In Python, create a function that takes a string and returns it reversed. Show only the code.

The model slowly but surely generated the code:

Although it was a very short code snippet, it took about 1-2 minutes to generate.

Understandably, running even a lightweight AI model on a smartphone with limited memory and low specs takes time to generate responses.

Using newer models like iPhone 16, iPhone 15, or high-performance devices like iPad Pro would likely offer more practical speeds.

Nevertheless, it’s astonishing to see a large language model with 3 billion parameters running smoothly on an iPhone, showcasing the rapid pace of technological innovation.

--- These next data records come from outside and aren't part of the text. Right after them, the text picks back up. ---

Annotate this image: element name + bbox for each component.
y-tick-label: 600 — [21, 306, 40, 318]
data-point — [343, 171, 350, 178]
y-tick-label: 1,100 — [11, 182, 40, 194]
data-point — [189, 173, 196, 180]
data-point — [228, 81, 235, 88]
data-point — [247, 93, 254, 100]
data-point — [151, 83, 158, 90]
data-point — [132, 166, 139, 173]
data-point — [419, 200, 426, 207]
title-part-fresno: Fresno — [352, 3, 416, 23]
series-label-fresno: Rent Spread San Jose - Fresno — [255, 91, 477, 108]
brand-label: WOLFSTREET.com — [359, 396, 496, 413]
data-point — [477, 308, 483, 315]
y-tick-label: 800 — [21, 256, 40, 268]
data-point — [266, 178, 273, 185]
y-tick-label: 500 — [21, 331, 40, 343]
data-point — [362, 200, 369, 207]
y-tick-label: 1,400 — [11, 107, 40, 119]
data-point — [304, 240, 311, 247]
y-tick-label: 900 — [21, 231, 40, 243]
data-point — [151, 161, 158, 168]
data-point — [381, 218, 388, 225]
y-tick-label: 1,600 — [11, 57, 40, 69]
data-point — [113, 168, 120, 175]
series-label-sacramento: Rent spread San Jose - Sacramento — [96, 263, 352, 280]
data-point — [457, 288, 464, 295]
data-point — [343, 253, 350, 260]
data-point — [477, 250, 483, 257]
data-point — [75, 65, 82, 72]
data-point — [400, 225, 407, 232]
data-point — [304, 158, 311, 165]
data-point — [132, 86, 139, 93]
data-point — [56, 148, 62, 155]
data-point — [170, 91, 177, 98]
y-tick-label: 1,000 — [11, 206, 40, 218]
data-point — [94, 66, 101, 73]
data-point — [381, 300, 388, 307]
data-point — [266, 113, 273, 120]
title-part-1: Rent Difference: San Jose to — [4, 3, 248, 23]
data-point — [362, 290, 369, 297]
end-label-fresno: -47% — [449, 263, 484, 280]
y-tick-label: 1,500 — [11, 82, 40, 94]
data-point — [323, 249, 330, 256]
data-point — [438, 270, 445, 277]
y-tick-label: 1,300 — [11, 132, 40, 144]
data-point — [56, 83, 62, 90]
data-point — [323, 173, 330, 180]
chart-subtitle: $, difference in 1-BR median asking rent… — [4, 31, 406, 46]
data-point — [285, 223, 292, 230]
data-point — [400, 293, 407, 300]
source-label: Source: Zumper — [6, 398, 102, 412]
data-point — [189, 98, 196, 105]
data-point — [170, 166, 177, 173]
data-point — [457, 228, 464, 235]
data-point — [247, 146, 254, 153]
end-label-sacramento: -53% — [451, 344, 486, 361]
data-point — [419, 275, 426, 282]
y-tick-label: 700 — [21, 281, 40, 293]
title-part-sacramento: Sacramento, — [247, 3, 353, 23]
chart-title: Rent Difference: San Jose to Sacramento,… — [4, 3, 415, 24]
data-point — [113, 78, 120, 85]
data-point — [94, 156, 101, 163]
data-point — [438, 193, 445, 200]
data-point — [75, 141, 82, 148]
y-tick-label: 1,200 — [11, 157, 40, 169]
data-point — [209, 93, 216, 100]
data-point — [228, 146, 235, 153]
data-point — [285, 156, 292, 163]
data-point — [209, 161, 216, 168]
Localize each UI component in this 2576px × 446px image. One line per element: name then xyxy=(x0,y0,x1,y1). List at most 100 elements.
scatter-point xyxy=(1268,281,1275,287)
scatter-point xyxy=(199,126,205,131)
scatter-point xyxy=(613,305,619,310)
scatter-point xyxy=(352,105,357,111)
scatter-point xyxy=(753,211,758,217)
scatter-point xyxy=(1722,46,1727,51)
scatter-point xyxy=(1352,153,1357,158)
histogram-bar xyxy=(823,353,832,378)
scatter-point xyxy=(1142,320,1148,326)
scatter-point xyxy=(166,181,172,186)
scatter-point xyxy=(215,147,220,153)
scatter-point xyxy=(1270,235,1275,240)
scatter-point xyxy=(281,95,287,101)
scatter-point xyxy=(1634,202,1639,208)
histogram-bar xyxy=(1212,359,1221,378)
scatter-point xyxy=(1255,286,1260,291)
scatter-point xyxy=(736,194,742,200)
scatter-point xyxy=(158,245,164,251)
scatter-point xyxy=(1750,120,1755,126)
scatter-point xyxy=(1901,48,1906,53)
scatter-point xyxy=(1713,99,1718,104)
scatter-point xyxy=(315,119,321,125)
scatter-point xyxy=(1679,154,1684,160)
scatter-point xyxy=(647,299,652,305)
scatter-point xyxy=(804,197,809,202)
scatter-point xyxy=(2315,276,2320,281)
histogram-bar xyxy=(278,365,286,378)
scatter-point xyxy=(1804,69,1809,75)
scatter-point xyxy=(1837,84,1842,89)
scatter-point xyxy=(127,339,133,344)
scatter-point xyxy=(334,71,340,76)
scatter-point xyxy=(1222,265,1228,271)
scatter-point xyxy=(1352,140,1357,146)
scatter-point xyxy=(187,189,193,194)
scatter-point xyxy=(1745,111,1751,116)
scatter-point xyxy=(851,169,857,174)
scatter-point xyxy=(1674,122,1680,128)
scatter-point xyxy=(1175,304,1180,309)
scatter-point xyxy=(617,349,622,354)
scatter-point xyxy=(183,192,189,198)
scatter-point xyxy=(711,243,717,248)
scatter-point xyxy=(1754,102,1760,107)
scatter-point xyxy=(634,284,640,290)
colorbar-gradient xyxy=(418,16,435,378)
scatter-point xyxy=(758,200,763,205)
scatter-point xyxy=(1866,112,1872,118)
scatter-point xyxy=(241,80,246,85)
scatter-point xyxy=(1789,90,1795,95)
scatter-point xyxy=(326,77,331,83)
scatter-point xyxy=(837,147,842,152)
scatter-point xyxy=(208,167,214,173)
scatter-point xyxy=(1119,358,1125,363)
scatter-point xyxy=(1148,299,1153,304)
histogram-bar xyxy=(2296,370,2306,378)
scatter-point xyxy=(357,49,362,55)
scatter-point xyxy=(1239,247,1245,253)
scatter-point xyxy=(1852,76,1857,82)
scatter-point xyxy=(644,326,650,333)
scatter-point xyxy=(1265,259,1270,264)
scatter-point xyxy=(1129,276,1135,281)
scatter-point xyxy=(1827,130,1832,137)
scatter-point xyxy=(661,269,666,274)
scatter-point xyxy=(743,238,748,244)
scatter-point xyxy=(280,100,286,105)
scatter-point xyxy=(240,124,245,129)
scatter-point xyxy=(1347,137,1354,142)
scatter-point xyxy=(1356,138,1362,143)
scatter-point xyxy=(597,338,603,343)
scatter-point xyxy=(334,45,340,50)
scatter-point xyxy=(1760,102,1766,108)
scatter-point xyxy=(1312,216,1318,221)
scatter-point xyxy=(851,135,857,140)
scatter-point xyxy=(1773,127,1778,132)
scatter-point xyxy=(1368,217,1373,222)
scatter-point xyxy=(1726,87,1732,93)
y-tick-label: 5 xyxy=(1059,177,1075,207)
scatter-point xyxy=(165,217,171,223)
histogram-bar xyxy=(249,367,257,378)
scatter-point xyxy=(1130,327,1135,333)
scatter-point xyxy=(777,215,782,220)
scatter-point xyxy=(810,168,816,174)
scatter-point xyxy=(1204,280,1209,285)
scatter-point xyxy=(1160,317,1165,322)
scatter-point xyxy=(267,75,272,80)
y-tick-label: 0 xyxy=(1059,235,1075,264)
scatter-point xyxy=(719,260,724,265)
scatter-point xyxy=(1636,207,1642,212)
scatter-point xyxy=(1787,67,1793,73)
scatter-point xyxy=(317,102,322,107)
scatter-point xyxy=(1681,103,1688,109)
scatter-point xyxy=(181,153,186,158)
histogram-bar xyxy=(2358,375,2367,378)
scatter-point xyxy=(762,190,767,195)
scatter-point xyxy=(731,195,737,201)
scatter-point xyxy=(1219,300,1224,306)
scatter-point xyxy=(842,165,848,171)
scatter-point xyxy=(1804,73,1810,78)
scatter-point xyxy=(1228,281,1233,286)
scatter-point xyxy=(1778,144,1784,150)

As new model series are frequently released amid fierce competition between Meta, Microsoft, and Google, we might soon enter an era where AI assistants capable of handling various tasks become available on our smartphones, especially if the accuracy of small, lightweight models continues to improve.

The Potential of Smartphone-Compatible Local LLMs

Running lightweight models like Llama 3.2 3B on smartphones allows for processing sensitive information without sending it to external servers, keeping everything contained within the device.

While current smartphone specs might not be sufficient for generating long texts, there are numerous simple yet crucial tasks where local LLMs could excel, such as identifying phone numbers, translating short messages, or suggesting schedules from calendars.

As smartphone specs continue to improve, we might soon be able to run larger 8B models, not just 3B versions.

PocketPal is an innovative app that makes advanced AI technology accessible to everyone, anytime, anywhere. It offers a glimpse into how AI could integrate into users’ daily lives.

With rumors of Apple Intelligence launching in October, we eagerly anticipate future app updates and further developments in local LLMs.